Sabalenka came into the match without dropping a set at the year’s first major. She remained perfect to join Ash Barty, Serena Williams, Maria Sharapova and Lindsay Davenport in the elite club of players to have managed the feat since 2000. 

She unleashed monster groundstrokes to grab the final by the scruff of the neck with an early break, and thousands of Chinese supporters and millions back home watched Zheng fall behind 3-0. 

Sabalenka did not have her nation’s flags in the stands because of a ban over her country’s role in Russia’s invasion of Ukraine, but the charismatic 25-year-old has a big Melbourne fan base. She rode the Rod Laver Arena support to take the first set. 

Zheng, who had saved four set points, showed she was slowly growing in confidence in her second meeting with Sabalenka by firing up her own big forehand amid the rallying cry of “Jia You” from her compatriots in the crowd. 
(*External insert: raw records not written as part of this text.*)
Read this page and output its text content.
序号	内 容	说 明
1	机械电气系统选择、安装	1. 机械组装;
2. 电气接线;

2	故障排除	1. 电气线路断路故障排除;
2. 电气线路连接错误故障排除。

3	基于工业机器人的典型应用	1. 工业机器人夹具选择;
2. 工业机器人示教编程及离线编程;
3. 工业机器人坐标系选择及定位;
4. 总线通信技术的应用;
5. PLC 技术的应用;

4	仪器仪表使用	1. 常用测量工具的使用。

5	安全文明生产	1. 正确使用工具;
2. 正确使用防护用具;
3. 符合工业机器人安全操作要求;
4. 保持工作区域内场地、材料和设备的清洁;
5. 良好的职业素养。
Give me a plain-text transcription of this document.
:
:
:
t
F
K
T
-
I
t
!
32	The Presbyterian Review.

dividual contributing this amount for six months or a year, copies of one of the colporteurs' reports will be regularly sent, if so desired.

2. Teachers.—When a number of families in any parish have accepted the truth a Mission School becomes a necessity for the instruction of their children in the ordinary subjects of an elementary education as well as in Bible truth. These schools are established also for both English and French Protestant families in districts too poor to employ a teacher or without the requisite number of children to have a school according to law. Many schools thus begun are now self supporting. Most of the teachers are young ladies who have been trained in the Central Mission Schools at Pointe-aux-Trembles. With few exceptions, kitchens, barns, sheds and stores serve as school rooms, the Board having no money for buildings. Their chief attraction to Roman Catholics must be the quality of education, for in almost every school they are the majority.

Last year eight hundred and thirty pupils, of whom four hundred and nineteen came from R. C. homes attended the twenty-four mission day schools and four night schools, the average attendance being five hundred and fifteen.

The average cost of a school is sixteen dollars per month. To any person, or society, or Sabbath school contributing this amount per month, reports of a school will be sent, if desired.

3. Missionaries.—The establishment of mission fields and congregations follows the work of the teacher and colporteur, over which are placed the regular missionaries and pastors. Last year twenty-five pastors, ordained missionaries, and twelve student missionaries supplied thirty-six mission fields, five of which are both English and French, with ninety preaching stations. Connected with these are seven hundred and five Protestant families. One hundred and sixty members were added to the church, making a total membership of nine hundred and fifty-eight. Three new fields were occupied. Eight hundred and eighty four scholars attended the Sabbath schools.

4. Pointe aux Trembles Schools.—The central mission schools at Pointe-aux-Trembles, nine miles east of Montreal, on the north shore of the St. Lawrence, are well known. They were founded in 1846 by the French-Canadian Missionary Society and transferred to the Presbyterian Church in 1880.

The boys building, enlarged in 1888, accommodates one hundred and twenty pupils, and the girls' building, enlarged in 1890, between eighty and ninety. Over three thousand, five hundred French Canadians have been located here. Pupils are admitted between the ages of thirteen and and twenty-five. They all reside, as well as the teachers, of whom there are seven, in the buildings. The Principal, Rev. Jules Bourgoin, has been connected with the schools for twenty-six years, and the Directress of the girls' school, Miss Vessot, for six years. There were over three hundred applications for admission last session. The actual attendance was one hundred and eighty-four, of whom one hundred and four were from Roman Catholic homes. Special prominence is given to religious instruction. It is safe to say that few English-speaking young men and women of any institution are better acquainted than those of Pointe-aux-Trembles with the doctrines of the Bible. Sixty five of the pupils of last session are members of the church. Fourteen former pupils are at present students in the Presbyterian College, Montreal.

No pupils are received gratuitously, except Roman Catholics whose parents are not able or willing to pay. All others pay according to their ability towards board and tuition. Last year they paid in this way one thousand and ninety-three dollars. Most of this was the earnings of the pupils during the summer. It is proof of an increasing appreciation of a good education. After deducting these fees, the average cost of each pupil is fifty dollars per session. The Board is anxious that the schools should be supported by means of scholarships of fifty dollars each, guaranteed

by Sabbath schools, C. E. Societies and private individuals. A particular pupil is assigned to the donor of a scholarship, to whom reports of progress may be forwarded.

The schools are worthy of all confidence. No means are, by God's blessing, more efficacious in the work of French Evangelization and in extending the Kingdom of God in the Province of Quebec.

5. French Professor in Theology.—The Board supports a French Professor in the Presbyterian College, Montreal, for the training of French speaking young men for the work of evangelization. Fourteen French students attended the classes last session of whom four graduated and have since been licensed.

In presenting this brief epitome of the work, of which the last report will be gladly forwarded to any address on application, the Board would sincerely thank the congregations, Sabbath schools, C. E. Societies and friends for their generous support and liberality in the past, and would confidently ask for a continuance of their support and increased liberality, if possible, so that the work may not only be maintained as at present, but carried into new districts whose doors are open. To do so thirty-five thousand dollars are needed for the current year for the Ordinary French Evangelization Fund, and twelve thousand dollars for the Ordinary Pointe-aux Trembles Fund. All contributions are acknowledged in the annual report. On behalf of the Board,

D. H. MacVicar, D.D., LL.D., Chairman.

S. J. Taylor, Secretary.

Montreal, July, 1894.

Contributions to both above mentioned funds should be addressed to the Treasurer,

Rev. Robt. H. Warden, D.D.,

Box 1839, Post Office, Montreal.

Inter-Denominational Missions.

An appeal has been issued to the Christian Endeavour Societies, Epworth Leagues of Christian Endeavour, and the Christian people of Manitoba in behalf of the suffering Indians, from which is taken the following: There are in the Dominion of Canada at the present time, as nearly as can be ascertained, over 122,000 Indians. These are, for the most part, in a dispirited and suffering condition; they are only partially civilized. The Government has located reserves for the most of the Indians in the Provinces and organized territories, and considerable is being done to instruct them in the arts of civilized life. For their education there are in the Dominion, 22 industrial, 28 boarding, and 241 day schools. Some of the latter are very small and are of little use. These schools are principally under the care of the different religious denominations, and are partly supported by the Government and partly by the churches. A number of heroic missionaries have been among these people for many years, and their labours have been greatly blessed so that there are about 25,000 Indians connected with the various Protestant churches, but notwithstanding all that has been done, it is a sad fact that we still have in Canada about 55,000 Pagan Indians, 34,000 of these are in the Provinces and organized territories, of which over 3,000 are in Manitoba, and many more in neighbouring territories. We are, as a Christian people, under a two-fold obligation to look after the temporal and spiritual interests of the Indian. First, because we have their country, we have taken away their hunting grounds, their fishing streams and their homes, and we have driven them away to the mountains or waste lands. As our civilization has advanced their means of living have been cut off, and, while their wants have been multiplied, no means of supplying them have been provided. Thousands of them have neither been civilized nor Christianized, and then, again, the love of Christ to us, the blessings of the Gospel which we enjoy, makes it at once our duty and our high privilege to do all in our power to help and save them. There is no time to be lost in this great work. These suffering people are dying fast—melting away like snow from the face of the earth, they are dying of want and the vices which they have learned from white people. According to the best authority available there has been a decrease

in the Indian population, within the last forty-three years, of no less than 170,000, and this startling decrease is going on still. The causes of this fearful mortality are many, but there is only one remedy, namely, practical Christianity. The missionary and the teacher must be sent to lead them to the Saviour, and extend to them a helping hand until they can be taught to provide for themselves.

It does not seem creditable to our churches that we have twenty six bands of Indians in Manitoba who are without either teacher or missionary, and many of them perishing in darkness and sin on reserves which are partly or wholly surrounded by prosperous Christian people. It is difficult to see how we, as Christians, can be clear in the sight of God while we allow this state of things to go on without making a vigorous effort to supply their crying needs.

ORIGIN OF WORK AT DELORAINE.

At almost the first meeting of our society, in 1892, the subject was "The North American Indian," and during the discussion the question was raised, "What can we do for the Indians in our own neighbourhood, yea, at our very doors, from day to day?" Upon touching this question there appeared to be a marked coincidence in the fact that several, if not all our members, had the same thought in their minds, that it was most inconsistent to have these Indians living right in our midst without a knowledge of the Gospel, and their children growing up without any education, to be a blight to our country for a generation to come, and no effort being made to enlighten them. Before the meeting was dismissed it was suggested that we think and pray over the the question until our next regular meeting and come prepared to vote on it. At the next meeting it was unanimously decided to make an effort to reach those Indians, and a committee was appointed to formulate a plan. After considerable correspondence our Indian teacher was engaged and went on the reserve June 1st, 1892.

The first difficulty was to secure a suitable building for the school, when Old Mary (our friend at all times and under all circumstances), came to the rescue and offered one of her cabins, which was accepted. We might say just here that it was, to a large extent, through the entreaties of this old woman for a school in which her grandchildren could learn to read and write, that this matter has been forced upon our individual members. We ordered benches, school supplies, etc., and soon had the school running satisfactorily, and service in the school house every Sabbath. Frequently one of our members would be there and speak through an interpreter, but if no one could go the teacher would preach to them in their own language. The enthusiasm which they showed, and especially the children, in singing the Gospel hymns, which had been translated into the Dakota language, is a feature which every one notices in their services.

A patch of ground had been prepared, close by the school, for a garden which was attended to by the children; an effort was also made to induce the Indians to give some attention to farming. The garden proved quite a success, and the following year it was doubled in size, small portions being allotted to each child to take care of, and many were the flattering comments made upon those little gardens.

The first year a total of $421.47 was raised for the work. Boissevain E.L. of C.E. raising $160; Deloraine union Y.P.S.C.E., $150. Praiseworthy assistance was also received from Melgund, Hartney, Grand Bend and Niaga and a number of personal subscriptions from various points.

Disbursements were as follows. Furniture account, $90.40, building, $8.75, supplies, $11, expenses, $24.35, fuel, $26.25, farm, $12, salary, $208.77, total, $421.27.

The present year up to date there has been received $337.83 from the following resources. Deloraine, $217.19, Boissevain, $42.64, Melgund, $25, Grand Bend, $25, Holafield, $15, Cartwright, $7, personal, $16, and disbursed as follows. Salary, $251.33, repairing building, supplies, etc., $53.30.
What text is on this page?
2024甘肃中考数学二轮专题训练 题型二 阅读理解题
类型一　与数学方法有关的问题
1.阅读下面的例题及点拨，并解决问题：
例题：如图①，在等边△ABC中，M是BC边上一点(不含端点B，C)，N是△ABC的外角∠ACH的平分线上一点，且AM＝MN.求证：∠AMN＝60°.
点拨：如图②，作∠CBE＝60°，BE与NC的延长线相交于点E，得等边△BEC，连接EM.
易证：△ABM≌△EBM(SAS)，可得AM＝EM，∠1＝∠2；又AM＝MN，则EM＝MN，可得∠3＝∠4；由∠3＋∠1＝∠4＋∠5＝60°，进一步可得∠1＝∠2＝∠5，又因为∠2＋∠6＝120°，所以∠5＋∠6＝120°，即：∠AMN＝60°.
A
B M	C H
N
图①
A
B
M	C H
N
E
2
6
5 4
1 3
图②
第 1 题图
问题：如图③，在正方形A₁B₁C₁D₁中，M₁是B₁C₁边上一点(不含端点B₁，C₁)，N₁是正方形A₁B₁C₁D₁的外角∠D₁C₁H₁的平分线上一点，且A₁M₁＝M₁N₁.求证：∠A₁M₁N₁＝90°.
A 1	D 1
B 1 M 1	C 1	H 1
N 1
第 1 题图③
The 21-year-old first-time finalist, bidding to match her idol Li Na — the Melbourne Park champion 10 years ago and first Chinese player to win a major — saw her hopes fade after two more errors on serve left her 4-1 down. 

Sabalenka shrugged off a shaky service game to close out the most one-sided final since Azarenka beat Maria Sharapova 6-3, 6-0 in 2012. 

“It’s my first final and I’m feeling a little bit pity, but that’s how it is,” Zheng said. “I feel very complicated because I could have done better than I did in this match.”